For RescueTime COO, Mark Wolgemuth, this is the first thing he does when coming back from a long holiday:
“My approach to coming back to work breaks down like this: Catch up on 1:1 and group collaboration conversations logged in our Slack channel to see what’s been going on, what the open questions top of mind are, and to also hop in and say hi and re-engage with people.”
“For me this combines the very important ‘right away’ task of personal attention to people’s concerns with the desire to feel up to date.”
Use these conversations not only as an opportunity to get caught up, but also to see if priorities have shifted while you were away. Ask what’s most important for them right now and how you can best help now that you’re back.
Take advantage of the break in routine to build better work habits
One of the most undervalued benefits of taking time off is that it allows you to see your workday with fresh eyes.
“[A good vacation] pulls you back a little bit, from the day-to-day grind,” says Amanda Crowell, a cognitive psychologist and coach.
“It allows you to say: ‘Am I balancing my time the way my values dictate that I should? Am I spending enough time with my kids? Am I getting enough sleep?’ It allows you the space to make plans to do something differently.”
Resist the urge to fall back into your old routine. We all build some bad work habits over time, and the space that time off creates is a fantastic opportunity to improve them.

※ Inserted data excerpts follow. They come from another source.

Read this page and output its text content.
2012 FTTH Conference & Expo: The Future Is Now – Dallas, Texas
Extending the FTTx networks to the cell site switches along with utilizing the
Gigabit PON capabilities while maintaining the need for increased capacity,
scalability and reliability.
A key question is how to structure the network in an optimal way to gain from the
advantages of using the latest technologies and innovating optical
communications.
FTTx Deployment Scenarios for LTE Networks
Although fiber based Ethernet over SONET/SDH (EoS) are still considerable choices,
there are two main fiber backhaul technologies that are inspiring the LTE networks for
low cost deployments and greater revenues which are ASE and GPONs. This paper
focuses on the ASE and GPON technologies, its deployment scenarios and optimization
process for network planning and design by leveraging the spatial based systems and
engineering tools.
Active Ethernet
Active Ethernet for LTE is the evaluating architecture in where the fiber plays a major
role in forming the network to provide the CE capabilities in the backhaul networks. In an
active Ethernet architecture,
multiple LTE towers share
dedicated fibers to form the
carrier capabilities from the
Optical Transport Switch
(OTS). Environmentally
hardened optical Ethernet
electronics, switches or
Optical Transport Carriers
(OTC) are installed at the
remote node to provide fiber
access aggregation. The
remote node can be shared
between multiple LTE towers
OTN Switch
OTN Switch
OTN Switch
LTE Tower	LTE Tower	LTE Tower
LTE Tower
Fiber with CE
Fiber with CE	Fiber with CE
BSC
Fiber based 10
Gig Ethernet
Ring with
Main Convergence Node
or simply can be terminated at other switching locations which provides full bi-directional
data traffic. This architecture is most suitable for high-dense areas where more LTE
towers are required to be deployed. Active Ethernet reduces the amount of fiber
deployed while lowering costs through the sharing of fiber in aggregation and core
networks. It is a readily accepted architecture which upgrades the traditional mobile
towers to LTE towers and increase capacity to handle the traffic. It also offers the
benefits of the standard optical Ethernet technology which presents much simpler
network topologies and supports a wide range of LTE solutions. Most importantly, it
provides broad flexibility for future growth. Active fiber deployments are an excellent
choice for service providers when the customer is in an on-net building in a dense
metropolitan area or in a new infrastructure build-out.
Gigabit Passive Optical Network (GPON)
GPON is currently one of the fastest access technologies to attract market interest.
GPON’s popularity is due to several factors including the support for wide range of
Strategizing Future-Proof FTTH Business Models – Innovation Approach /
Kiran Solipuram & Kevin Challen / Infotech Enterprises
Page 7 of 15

While you’re getting back into the swing of things, be conscious of your “usual” actions. Use a simple piece of paper to track what you’re doing, when, and why (i.e. what triggered you). Or, use RescueTime to track your actions and alert you when you’re spending too much time on them.
We’re big believers in the power of downtime. But there’s nothing worse than having a nice, relaxing holiday ruined by the anxiety of coming back to work. Instead, find ways to transition back into the workday in a way that works for you.